I added a brief elaboration in brackets after the bullet point. Hope this helps in clarification of the discussion point.

Best,

Urs

Profile picture for user rbenjamins
Submitted by Richard Benjamins on Thu, 22/11/2018 - 16:45

- explainability & traceability of decisions 

Not every domain is the same. For domains that impact people's lives, explainability and traceability are essential when systems take autonomous decisions (health, loans, admittance to education, etc). But for domains like video recommendation or publicity, it is less relevant.

In case the system is not autonomous but "only" supports a person, this is less important since the person has full accountability. 

- Why should consciousness be a red line? It is very closely related to AGI. I think it is better to understand it and prepare for it than to forbid it. It will anyway not happen in the foreseeable future .... It took evolution XM years (though that was random). 

- large-scale identification of individuals. This is already planned for the Olympic games in 2020. It is not the technology development that should be forbidden, but how it is applied (like LAWS). 

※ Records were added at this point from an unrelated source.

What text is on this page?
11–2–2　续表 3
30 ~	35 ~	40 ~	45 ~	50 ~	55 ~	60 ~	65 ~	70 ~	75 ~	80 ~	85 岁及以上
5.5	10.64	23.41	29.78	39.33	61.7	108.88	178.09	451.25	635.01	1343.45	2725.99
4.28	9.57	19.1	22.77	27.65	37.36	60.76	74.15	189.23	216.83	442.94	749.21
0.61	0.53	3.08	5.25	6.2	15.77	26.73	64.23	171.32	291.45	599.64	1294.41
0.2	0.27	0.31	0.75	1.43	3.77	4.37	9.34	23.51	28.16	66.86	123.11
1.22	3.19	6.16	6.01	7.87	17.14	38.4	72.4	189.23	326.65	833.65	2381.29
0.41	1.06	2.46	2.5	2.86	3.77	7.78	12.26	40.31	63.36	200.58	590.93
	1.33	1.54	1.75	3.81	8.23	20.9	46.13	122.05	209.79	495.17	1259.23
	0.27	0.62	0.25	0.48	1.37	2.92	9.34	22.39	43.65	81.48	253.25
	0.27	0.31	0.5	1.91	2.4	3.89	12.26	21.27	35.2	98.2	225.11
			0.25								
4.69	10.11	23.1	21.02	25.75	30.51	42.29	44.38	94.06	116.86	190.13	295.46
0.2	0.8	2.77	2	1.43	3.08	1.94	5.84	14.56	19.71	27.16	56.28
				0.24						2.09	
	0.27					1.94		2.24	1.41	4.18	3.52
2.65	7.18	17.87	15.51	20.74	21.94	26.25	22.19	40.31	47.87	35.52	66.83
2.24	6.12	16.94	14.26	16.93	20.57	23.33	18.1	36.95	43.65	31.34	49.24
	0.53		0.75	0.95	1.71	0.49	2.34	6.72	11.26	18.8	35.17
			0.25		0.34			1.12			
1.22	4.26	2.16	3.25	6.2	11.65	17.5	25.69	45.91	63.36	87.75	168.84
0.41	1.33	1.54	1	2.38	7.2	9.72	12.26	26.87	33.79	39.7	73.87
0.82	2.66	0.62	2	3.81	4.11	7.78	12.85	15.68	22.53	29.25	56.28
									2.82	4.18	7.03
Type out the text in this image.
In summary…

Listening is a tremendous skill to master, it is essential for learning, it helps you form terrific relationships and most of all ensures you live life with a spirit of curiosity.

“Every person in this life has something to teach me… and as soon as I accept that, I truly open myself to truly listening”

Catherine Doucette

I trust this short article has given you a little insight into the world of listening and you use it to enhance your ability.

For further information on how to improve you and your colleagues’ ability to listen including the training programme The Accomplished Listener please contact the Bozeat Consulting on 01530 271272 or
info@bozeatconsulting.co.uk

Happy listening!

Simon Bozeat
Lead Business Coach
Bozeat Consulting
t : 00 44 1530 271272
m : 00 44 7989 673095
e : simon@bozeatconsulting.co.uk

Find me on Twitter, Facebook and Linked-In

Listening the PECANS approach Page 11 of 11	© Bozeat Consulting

I would make the list crisper and clearly indicate whether the red line is the development of the technology or the application, and formulate all items in the same manner (to avoid)

Kind regards

-- Richard

Profile picture for user nvasilla
Submitted by Laurentiu VASILIU on Fri, 23/11/2018 - 13:37

Hi all,

Except of the one commented below, I agree with the other red lines:

# explainability & traceability of decisions systems:

- decision systems that provide non-replicable outcomes (and historic input data stays unchanged) are unstable by definition so they should be avoided, AI or not!

- 'when should non-explainable (to laymen) systems be disallowed' Ok here I disagree: the fact that a system cannot be understood by non-specialists, this should not block its usage or implementation in any way. Otherwise no-one would use today mobile phones because they don't understand how Fourier series apply to electronics.

# artificial consciousness

Here I agree with Richard Benjamins: while we are far from it, artificial consciousness should not be a red line. Without it we may never pass some science/computing/robotics barriers due to our human biological brain limitations. We should rather perpare for it and have the right legislative set-up when the time comes.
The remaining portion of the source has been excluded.